Sunday, July 15, 2012
How the Greek Present Tense Works
"Greek tense stems convey time distinctions in most uses of the indicative and in a few uses of the infinitive and participle. But the fundamental distinction conveyed by Greek tense stems is one of aspect, that is, of the type of action or state of being denoted in terms completion vs. noncompletion, customary action vs. single occurrence, general truth vs. a specific occurrence, or some similar distinction." (Donald Mastronarde, Introduction to Attic Greek, page 145. Emphasis is mine.)
Regarding the present-stem aspect, Mastronarde points out that "The present stem has the aspect of action not yet completed, or in progress, repeated, customary, or pertaining to general truth" (146).

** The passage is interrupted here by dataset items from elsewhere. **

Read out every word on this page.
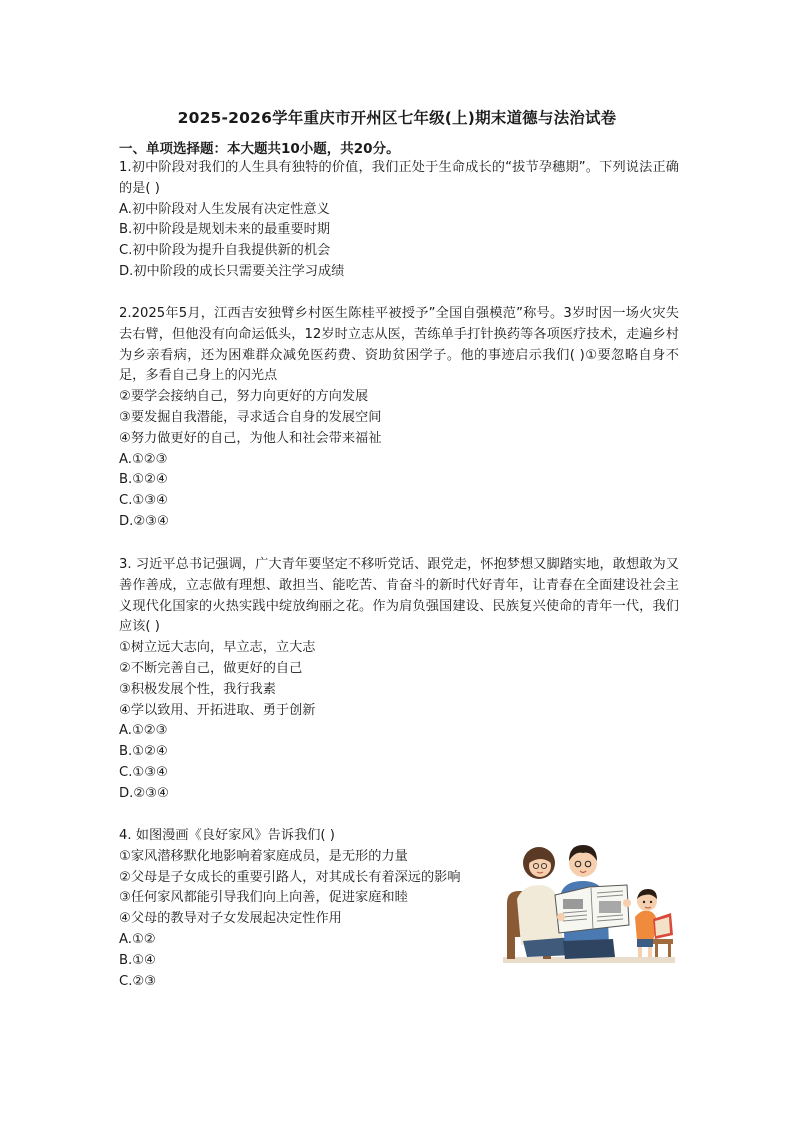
2025-2026学年重庆市开州区七年级(上)期末道德与法治试卷
一、单项选择题：本大题共10小题，共20分。
1.初中阶段对我们的人生具有独特的价值，我们正处于生命成长的“拔节孕穗期”。下列说法正确的是( )
A.初中阶段对人生发展有决定性意义
B.初中阶段是规划未来的最重要时期
C.初中阶段为提升自我提供新的机会
D.初中阶段的成长只需要关注学习成绩
2.2025年5月，江西吉安独臂乡村医生陈桂平被授予”全国自强模范”称号。3岁时因一场火灾失去右臂，但他没有向命运低头，12岁时立志从医，苦练单手打针换药等各项医疗技术，走遍乡村为乡亲看病，还为困难群众减免医药费、资助贫困学子。他的事迹启示我们( )①要忽略自身不足，多看自己身上的闪光点
②要学会接纳自己，努力向更好的方向发展
③要发掘自我潜能，寻求适合自身的发展空间
④努力做更好的自己，为他人和社会带来福祉
A.①②③
B.①②④
C.①③④
D.②③④
3. 习近平总书记强调，广大青年要坚定不移听党话、跟党走，怀抱梦想又脚踏实地，敢想敢为又善作善成，立志做有理想、敢担当、能吃苦、肯奋斗的新时代好青年，让青春在全面建设社会主义现代化国家的火热实践中绽放绚丽之花。作为肩负强国建设、民族复兴使命的青年一代，我们应该( )
①树立远大志向，早立志，立大志
②不断完善自己，做更好的自己
③积极发展个性，我行我素
④学以致用、开拓进取、勇于创新
A.①②③
B.①②④
C.①③④
D.②③④
4. 如图漫画《良好家风》告诉我们( )
①家风潜移默化地影响着家庭成员，是无形的力量
②父母是子女成长的重要引路人，对其成长有着深远的影响
③任何家风都能引导我们向上向善，促进家庭和睦
④父母的教导对子女发展起决定性作用
A.①②
B.①④
C.②③
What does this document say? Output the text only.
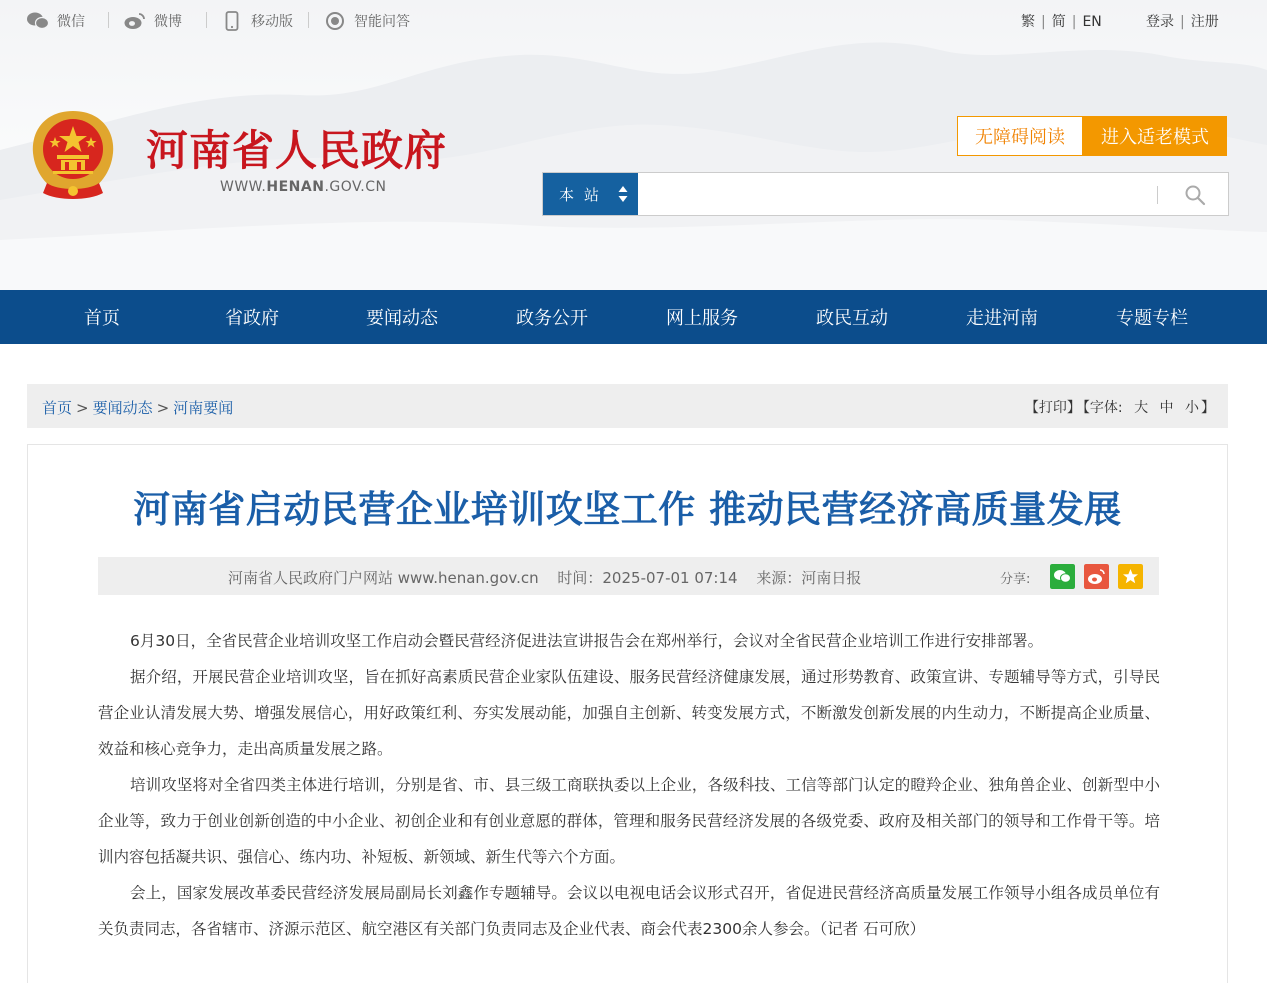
微信	微博	移动版	智能问答	繁 | 简 | EN	登录 | 注册
河南省人民政府
WWW.HENAN.GOV.CN
无障碍阅读	进入适老模式
本站
首页	省政府	要闻动态	政务公开	网上服务	政民互动	走进河南	专题专栏
首页 > 要闻动态 > 河南要闻	【打印】 【字体: 大 中 小 】
河南省启动民营企业培训攻坚工作 推动民营经济高质量发展
河南省人民政府门户网站 www.henan.gov.cn 时间：2025-07-01 07:14 来源：河南日报	分享:

6月30日，全省民营企业培训攻坚工作启动会暨民营经济促进法宣讲报告会在郑州举行，会议对全省民营企业培训工作进行安排部署。

据介绍，开展民营企业培训攻坚，旨在抓好高素质民营企业家队伍建设、服务民营经济健康发展，通过形势教育、政策宣讲、专题辅导等方式，引导民营企业认清发展大势、增强发展信心，用好政策红利、夯实发展动能，加强自主创新、转变发展方式，不断激发创新发展的内生动力，不断提高企业质量、效益和核心竞争力，走出高质量发展之路。

培训攻坚将对全省四类主体进行培训，分别是省、市、县三级工商联执委以上企业，各级科技、工信等部门认定的瞪羚企业、独角兽企业、创新型中小企业等，致力于创业创新创造的中小企业、初创企业和有创业意愿的群体，管理和服务民营经济发展的各级党委、政府及相关部门的领导和工作骨干等。培训内容包括凝共识、强信心、练内功、补短板、新领域、新生代等六个方面。

会上，国家发展改革委民营经济发展局副局长刘鑫作专题辅导。会议以电视电话会议形式召开，省促进民营经济高质量发展工作领导小组各成员单位有关负责同志，各省辖市、济源示范区、航空港区有关部门负责同志及企业代表、商会代表2300余人参会。（记者 石可欣）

Therefore, the aspect or Aktionsart for the Greek present tense is varied.
For example, the verb LEGW can be understood as "action in progress" (e.g. "I am talking"). But we cannot infer that Greek present tense always denotes ongoing action:
"The exegete should remember that the present tense normally expresses continued action going on at the time of writing, or speaking. There are, however, several phases to this meaning. The context should make clear the exact shade of meaning" (An Exegetical Grammar of the Greek New Testament, 70).
Richard A. Young presents evidence that could support the multivalent nature of the Greek present tense: "In our study of the present indicative, for example, we will find that it can have past, present, future, and even non-temporal reference" (Intermediate New Testament Greek: A Linguistic and Exegetical Approach, 105). The examples that he gives are John 1:29 (past reference time), Acts 16:18 (present reference time), Luke 19:8 (future reference time), and John 3:18 (timeless reference).